これらのサイトを複数活用し、それぞれの長所をうまく利用することで、物件探しの精度と効率を格段に高めることができます。
まとめ
バー開業という夢の実現に向けて、その成否の9割を占めるとも言われる「物件探し」。本記事では、その重要性から、物件の種類、それぞれのメリット・デメリット、具体的な探し方のステップ、そして契約前の注意点まで、網羅的に解説してきました。
改めて、重要なポイントを振り返りましょう。
- 物件は「居抜き」と「スケルトン」の2種類: 初期費用と時間を抑えたいなら「居抜き」、コンセプトを徹底追求したいなら「スケルトン」が基本です。しかし、居抜き物件にはレイアウトの制約や設備の老朽化といったリスクも伴うため、メリットとデメリットを天秤にかけ、慎重に判断することが求められます。
- 物件探しは戦略的なプロセス: 物件探しは、単なる場所探しではありません。
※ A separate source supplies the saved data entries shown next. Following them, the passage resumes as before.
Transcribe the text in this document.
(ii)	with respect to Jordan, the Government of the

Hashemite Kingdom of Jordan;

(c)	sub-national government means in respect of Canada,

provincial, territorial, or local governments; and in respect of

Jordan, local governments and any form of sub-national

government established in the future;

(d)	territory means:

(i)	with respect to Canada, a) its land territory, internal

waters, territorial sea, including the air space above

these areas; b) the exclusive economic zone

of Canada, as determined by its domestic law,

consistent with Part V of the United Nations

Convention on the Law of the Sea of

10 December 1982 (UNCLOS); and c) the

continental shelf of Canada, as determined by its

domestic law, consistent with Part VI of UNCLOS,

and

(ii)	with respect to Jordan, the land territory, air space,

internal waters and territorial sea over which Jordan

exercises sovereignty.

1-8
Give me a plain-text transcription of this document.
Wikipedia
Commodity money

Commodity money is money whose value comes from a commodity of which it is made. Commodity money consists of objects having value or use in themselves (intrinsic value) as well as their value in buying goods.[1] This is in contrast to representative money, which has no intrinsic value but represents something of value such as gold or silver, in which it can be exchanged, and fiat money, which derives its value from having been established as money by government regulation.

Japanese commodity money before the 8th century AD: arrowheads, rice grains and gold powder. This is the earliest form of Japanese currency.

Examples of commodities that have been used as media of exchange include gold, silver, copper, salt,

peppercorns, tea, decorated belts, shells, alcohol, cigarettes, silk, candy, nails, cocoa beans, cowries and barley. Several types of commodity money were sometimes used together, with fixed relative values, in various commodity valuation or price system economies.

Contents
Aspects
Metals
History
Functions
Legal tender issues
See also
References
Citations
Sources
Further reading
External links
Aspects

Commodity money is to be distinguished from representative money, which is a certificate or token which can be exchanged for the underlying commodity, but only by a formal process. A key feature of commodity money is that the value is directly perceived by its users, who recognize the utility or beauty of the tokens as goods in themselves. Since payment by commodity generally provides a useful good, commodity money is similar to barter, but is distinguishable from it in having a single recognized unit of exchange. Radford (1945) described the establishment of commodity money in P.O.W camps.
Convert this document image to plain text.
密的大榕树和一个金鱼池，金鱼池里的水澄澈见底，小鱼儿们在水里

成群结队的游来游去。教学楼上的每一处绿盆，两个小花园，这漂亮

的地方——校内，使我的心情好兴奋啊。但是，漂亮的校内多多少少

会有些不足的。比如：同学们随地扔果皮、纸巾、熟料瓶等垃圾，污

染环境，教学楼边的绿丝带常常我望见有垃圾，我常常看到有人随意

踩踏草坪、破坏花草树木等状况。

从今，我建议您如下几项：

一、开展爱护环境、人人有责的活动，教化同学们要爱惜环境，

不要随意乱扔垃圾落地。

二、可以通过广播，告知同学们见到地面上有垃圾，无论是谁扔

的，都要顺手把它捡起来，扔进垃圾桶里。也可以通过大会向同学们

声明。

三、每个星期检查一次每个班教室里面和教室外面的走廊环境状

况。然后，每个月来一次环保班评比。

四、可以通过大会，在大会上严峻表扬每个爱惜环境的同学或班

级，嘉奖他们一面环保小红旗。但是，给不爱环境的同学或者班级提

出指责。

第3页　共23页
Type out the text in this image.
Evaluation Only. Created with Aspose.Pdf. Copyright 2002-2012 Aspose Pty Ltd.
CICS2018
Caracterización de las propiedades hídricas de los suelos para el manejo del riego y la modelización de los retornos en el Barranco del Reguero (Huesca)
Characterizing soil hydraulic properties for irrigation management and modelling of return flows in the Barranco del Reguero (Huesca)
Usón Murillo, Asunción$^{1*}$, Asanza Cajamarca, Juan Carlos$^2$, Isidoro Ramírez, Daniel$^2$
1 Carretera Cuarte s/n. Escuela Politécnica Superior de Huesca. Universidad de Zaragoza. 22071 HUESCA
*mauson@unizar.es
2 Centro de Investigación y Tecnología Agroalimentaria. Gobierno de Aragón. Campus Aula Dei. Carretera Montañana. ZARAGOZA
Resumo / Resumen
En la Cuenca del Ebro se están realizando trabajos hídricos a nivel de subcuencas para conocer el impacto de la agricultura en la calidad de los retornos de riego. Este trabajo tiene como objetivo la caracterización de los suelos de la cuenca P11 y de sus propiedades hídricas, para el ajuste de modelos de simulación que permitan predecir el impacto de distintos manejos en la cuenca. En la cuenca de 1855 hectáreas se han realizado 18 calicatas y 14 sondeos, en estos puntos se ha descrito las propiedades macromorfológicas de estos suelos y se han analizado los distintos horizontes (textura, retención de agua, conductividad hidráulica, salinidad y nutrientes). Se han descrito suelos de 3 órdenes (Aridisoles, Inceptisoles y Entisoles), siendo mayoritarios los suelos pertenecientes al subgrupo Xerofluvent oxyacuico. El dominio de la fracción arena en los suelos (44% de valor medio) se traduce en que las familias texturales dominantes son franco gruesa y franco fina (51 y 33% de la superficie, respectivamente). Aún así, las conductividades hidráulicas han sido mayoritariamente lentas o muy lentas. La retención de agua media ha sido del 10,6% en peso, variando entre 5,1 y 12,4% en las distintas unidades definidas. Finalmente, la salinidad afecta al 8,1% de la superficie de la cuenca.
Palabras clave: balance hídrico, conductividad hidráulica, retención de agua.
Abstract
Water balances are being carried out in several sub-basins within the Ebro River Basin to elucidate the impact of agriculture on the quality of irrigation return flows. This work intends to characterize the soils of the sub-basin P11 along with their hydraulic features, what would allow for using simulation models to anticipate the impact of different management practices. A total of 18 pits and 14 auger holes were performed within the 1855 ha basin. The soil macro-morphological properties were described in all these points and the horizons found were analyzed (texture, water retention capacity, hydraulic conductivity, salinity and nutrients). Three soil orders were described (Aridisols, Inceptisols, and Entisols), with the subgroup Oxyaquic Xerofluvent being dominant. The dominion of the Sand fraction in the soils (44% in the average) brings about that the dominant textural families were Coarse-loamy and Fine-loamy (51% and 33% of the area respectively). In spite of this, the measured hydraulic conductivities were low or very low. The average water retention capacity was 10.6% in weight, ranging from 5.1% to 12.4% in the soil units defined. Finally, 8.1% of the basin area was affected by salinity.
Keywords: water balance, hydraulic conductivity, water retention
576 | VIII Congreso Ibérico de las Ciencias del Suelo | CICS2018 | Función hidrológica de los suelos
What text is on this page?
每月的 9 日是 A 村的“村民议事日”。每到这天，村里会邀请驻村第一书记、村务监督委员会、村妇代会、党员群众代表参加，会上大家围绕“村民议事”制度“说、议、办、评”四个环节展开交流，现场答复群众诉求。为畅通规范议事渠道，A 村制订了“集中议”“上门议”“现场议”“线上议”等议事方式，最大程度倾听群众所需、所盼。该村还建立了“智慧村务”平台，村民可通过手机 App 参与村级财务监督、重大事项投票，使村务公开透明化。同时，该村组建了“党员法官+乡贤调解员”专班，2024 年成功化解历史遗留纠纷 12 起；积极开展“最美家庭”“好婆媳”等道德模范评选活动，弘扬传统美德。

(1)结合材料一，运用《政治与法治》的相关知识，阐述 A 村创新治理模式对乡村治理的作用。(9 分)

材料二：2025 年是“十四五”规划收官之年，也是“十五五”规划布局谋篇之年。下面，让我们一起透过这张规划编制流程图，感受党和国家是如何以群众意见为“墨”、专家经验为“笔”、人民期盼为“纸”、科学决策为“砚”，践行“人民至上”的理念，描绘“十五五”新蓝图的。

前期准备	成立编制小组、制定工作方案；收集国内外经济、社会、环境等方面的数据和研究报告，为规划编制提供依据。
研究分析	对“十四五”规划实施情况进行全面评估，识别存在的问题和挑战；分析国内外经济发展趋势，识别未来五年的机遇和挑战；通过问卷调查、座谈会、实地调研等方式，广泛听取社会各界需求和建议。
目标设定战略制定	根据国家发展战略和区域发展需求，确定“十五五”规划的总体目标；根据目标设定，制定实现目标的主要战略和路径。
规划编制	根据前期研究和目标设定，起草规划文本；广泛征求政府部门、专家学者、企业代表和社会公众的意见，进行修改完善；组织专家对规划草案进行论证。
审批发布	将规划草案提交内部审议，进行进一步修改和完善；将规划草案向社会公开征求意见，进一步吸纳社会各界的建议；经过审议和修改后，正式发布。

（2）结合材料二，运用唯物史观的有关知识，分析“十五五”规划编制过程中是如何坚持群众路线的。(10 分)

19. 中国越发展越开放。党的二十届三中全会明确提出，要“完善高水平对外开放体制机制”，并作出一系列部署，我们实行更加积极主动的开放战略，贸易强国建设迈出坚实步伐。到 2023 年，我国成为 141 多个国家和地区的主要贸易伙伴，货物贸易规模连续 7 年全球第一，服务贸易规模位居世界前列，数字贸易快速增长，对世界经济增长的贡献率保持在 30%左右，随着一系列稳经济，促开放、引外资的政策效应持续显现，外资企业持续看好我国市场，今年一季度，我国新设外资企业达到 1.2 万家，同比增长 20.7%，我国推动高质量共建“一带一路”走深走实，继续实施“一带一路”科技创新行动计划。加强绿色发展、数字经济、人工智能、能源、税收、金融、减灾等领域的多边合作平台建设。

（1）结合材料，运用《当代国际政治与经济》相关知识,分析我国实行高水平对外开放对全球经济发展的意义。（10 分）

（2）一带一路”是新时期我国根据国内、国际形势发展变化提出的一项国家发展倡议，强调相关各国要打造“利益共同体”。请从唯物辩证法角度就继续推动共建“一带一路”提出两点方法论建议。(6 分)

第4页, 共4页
コンセプトの明確化、事業計画と予算策定、エリア選定、そして内見での厳密なチェックという一連のステップを、計画的に進める必要があります。
- 成功のための実践的なコツ: 家賃は売上予測の10%以下に抑え、立地は人通りだけでなくコンセプトとの相性で選ぶ。空中階や地下といった選択肢も視野に入れ、複数の不動産会社から情報を得ることで、失敗のリスクを減らし、成功の確率を高めることができます。
- 契約前の最終確認が命運を分ける: 周辺環境、インフラ設備、法的制限、そして契約書の隅々まで。契約前のチェックリストを活用し、見落としがないか徹底的に確認することが、開業後の思わぬトラブルを防ぐための最後の砦です。
- 資金計画と法的手続きも並行して: 物件取得費や内装工事費といった初期投資だけでなく、最低でも3ヶ月分、理想は6ヶ月分の運転資金を確保することが、安定した経営の基盤となります。また、飲食店営業許可や深夜酒類提供飲食店営業届などの法的手続きも、開業スケジュールに組み込み、早めに準備を進めましょう。
バーの開業は、決して簡単な道のりではありません。しかし、正しい知識を身につけ、一つひとつのステップを丁寧に進めていけば、必ず道は拓けます。物件探しは、その長い旅路における最も重要で、そして最もエキサイティングなプロセスの一つです。
この記事が、あなたの理想の「城」を見つけるための確かな羅針盤となり、後悔のない物件探し、そして輝かしいバー開業の成功へと繋がる一助となれば幸いです。